‘Twas the night before Christmas and all through the house not a creature was stirring… wait… who are we kidding? EVERY creature was stirring because it’s almost Christmas people!!!! CHRIMMUS!! The time of copious amounts of food, fat pants, Nan’s ridonkulous trifle that she only makes once a year, naps on the couch, Mariah Carey’s All I Want for Christmas on repeat and presents, did we mention presents?
But before we can get to the big day, we want to know what does Christmas Eve look like at your place? Do you have any old traditions you like to bring out each year or are you starting some new traditions? How are you spending Christmas Eve? Are you…

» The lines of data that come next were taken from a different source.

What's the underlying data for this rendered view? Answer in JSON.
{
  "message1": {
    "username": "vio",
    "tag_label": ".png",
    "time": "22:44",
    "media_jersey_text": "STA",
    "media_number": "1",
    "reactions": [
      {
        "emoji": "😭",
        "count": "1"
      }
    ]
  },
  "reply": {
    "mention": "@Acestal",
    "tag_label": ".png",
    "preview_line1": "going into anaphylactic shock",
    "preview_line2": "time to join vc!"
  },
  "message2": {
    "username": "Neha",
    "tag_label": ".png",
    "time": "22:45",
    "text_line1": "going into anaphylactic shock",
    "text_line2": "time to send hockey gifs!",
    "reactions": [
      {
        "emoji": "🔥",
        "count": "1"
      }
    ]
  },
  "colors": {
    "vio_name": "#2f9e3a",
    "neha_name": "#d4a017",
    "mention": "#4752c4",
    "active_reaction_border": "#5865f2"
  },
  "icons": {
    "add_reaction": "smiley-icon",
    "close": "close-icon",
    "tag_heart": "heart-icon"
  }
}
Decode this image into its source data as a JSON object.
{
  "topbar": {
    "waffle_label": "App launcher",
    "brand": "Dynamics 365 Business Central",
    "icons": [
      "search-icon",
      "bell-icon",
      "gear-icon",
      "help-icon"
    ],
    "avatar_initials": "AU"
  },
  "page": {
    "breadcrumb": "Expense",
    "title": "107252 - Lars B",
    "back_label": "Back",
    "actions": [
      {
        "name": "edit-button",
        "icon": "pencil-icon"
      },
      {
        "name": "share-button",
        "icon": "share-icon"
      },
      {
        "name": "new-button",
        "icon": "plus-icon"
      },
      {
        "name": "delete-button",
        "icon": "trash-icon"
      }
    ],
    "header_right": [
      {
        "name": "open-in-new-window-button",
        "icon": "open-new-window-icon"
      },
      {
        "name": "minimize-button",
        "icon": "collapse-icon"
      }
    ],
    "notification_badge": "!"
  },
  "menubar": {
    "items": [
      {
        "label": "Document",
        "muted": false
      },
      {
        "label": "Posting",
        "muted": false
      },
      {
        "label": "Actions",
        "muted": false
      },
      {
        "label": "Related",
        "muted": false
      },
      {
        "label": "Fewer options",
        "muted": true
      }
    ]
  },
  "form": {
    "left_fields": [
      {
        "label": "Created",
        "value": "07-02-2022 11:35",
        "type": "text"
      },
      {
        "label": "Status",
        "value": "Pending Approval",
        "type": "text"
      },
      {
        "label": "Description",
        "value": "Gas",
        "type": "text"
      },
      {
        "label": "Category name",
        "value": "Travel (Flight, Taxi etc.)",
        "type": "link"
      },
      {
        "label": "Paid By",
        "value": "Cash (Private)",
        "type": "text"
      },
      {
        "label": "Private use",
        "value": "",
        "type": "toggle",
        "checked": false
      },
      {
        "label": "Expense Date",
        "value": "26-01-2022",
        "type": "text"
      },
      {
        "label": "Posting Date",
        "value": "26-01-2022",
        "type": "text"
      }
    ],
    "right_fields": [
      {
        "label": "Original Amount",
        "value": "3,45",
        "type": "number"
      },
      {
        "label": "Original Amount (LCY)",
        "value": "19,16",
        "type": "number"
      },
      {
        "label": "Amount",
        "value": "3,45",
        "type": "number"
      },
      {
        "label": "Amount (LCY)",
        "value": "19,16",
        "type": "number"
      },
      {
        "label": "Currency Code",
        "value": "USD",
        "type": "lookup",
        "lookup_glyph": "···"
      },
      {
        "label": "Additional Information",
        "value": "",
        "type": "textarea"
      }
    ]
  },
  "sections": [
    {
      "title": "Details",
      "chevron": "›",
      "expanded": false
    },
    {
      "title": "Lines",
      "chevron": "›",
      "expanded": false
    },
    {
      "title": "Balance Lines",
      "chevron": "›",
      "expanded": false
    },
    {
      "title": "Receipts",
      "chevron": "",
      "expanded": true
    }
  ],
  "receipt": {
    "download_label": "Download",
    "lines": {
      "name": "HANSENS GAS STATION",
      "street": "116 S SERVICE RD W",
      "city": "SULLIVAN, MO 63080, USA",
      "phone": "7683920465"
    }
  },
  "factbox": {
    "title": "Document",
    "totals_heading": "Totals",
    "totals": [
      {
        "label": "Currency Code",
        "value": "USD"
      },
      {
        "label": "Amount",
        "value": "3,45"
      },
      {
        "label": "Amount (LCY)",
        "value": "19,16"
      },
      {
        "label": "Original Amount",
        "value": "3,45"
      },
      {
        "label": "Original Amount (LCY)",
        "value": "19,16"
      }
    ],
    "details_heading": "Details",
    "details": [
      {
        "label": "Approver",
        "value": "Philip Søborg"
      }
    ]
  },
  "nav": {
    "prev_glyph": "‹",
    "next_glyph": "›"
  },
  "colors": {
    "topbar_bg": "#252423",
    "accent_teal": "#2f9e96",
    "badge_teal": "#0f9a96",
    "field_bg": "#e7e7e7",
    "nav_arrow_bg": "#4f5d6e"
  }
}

WATCHING CHRISTMAS MOVIES ON THE TELLY?
Whether it’s Home Alone, It’s a Wonderful Life, or National Lampoon’s Christmas Vacation, Christmas Eve is the perfect excuse to binge-watch your favourite holiday movies in your festive PJs.
BELTING IT OUT AT CAROLS BY CANDLELIGHT?
You’ve got your reindeer ears on, your candle is in hand and Anthony Callea is crooning away on stage in front of you along with the Melbourne Girls Choir. Fa la la la la!
SECRETLY TRYING TO WRAP GIFTS?
You’ve locked yourself in the bathroom with rolls of wrapping paper and far too many metallic ribbons in an attempt to hide your shoddy gift-wrapping efforts. Here’s a gift-wrapping hack you might find useful.
STILL SHOPPING. ARGHHHH?!
You’re frantically racing around Westfield like a deer caught in headlights because you’ve left your Christmas shopping to the last minute. Again. Looks like everyone’s getting Gold Class vouchers. Again.
STUCK AT CHRISTMAS DINNER WITH THE IN-LAWS?
‘Tis the season to keep the peace, which means kissing goodbye that post-turkey nap and piling back in the car to head to the next family ‘do.
FINALLY PUTTING UP THE TREE?
It’s been a hectic month, but there’s still time to put up the Chrissy tree, all while singing along to Michael Buble’s Christmas album and untangling the fairy lights.
EATING ALL THE FOOD… ALREADY?
The food coma has officially started. And there’s no going back from here. Let’s be honest, even the cookies you bought specifically to leave out for Santa are in danger right now.
Your life currently resembles that Qantas ad or the airport scene in Love Actually, which makes you tear up. Every. Single. Time. Sob!
You’re kicking things off early with a little (or a lot) of Christmas spirit also known as eggnog. Baileys and eggnog.